Savaş sırasında suç işlemek son derece karlı ve çok güvenlidir. Bu, Fransız Marcel Petiot'un geçen yüzyılın 40'lı yılların başında ulaştığı sonuçtur. Ülkesi Almanya'nın egemenliği altındayken, dedikleri gibi, içindeki şeytanları serbest bıraktı.

Petio. İlk kan

Geleceğin "Şeytan" ın çocukluğu hakkında güvenilir bilgi yoktur. Auxerre'nin yerlisi olduğu ve Ocak 1897'de doğduğu bilinmektedir. Çocukken, Marcel, sadist eğilimlerle şiddetli ve uygunsuz davranışlarla ayırt edildi, bu yüzden birkaç kez onu okuldan kovmak istediler. Ancak eğitim, bir gıcırtı ile de olsa, yine de Petiot'u aldı. 1914'te başka bir numaradan sonra inceleme için uzmanlara gönderildi. Ve sağlık komisyonu adamı akıl hastası buldu. Marcel, elbette, normal bir eğitim kurumundan atıldı ve uzman bir kuruma transfer edildi.

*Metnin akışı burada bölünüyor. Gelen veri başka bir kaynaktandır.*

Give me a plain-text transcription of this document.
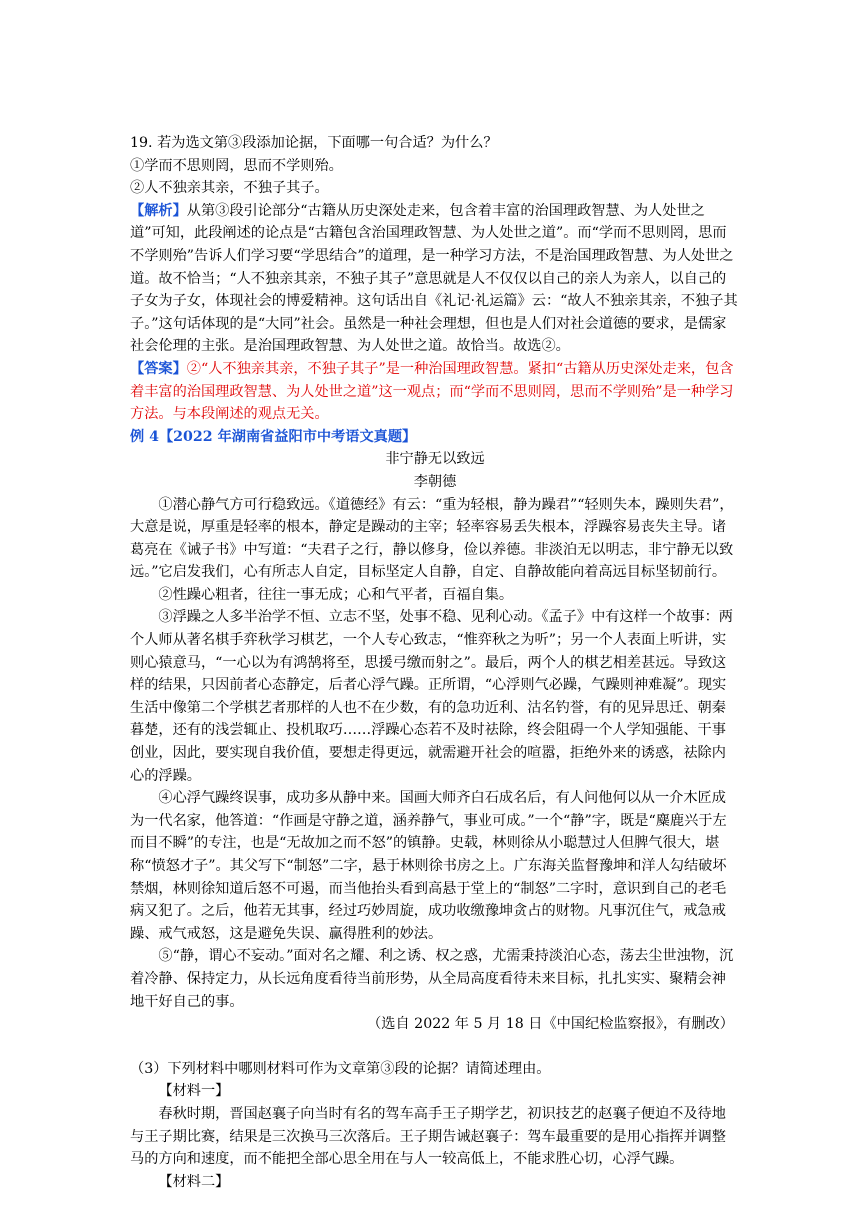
19. 若为选文第③段添加论据，下面哪一句合适？为什么？

①学而不思则罔，思而不学则殆。

②人不独亲其亲，不独子其子。

【解析】从第③段引论部分“古籍从历史深处走来，包含着丰富的治国理政智慧、为人处世之道”可知，此段阐述的论点是“古籍包含治国理政智慧、为人处世之道”。而“学而不思则罔，思而不学则殆”告诉人们学习要“学思结合”的道理，是一种学习方法，不是治国理政智慧、为人处世之道。故不恰当；“人不独亲其亲，不独子其子”意思就是人不仅仅以自己的亲人为亲人，以自己的子女为子女，体现社会的博爱精神。这句话出自《礼记·礼运篇》云：“故人不独亲其亲，不独子其子。”这句话体现的是“大同”社会。虽然是一种社会理想，但也是人们对社会道德的要求，是儒家社会伦理的主张。是治国理政智慧、为人处世之道。故恰当。故选②。

【答案】②“人不独亲其亲，不独子其子”是一种治国理政智慧。紧扣“古籍从历史深处走来，包含着丰富的治国理政智慧、为人处世之道”这一观点；而“学而不思则罔，思而不学则殆”是一种学习方法。与本段阐述的观点无关。

例 4【2022 年湖南省益阳市中考语文真题】

非宁静无以致远

李朝德

①潜心静气方可行稳致远。《道德经》有云：“重为轻根，静为躁君”“轻则失本，躁则失君”，大意是说，厚重是轻率的根本，静定是躁动的主宰；轻率容易丢失根本，浮躁容易丧失主导。诸葛亮在《诫子书》中写道：“夫君子之行，静以修身，俭以养德。非淡泊无以明志，非宁静无以致远。”它启发我们，心有所志人自定，目标坚定人自静，自定、自静故能向着高远目标坚韧前行。

②性躁心粗者，往往一事无成；心和气平者，百福自集。

③浮躁之人多半治学不恒、立志不坚，处事不稳、见利心动。《孟子》中有这样一个故事：两个人师从著名棋手弈秋学习棋艺，一个人专心致志，“惟弈秋之为听”；另一个人表面上听讲，实则心猿意马，“一心以为有鸿鹄将至，思援弓缴而射之”。最后，两个人的棋艺相差甚远。导致这样的结果，只因前者心态静定，后者心浮气躁。正所谓，“心浮则气必躁，气躁则神难凝”。现实生活中像第二个学棋艺者那样的人也不在少数，有的急功近利、沽名钓誉，有的见异思迁、朝秦暮楚，还有的浅尝辄止、投机取巧……浮躁心态若不及时祛除，终会阻碍一个人学知强能、干事创业，因此，要实现自我价值，要想走得更远，就需避开社会的喧嚣，拒绝外来的诱惑，祛除内心的浮躁。

④心浮气躁终误事，成功多从静中来。国画大师齐白石成名后，有人问他何以从一介木匠成为一代名家，他答道：“作画是守静之道，涵养静气，事业可成。”一个“静”字，既是“麋鹿兴于左而目不瞬”的专注，也是“无故加之而不怒”的镇静。史载，林则徐从小聪慧过人但脾气很大，堪称“愤怒才子”。其父写下“制怒”二字，悬于林则徐书房之上。广东海关监督豫坤和洋人勾结破坏禁烟，林则徐知道后怒不可遏，而当他抬头看到高悬于堂上的“制怒”二字时，意识到自己的老毛病又犯了。之后，他若无其事，经过巧妙周旋，成功收缴豫坤贪占的财物。凡事沉住气，戒急戒躁、戒气戒怒，这是避免失误、赢得胜利的妙法。

⑤“静，谓心不妄动。”面对名之耀、利之诱、权之惑，尤需秉持淡泊心态，荡去尘世浊物，沉着冷静、保持定力，从长远角度看待当前形势，从全局高度看待未来目标，扎扎实实、聚精会神地干好自己的事。

（选自 2022 年 5 月 18 日《中国纪检监察报》，有删改）

（3）下列材料中哪则材料可作为文章第③段的论据？请简述理由。

【材料一】

春秋时期，晋国赵襄子向当时有名的驾车高手王子期学艺，初识技艺的赵襄子便迫不及待地与王子期比赛，结果是三次换马三次落后。王子期告诫赵襄子：驾车最重要的是用心指挥并调整马的方向和速度，而不能把全部心思全用在与人一较高低上，不能求胜心切，心浮气躁。

【材料二】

Seferberlik, Petiot'a ancak 1916'da, Fransa'nın ciddi şekilde askere ihtiyacı olduğu zaman ulaştı. İlginç bir şekilde, şimdi tıbbi komisyon herhangi bir zihinsel anormallik görmedi. Marcel savaşmaya gitti.

Fransız'ın savaş yolu pek parlak olarak adlandırılamaz. İlk muharebelerden birinde yaralandı ve hastaneye kaldırıldı. Ancak Petiot için normal tedavi bile imkansız bir işti - hırsızlık yaparken yakalandı. Zaman zor olduğu için, kimse onunla törende durmadı. Ve Marcel hapse girdi. Oradan - hastaneye. Petiot yeniden cephe hattına ancak 1918 yazının başında geldi. Ama sadece kısa sürede hastaneye geri dönebilmek için. Fransız'ın kendini bacağından vurduğu ortaya çıktı …

Savaş bitti. Hüküm süren muzaffer kaosta Marsilya, bir savaş gazisi maskesini taktı. Ve ne? Her hakkı vardı, çünkü savaştı. Bu sayede tıp eğitimi almayı başardı ve Fransa'daki psikiyatri hastanelerinden birinde deneyim kazanmaya gitti. Yeni alanda Marsilya'nın kendini o kadar iyi gösterdiği biliniyor ki, 1921'de zaten doktora yapmayı başardı. Ve yakında yeni basılan uzman, Burgonya kasabası Villeneuve-sur-Yonne'ye yerleşti.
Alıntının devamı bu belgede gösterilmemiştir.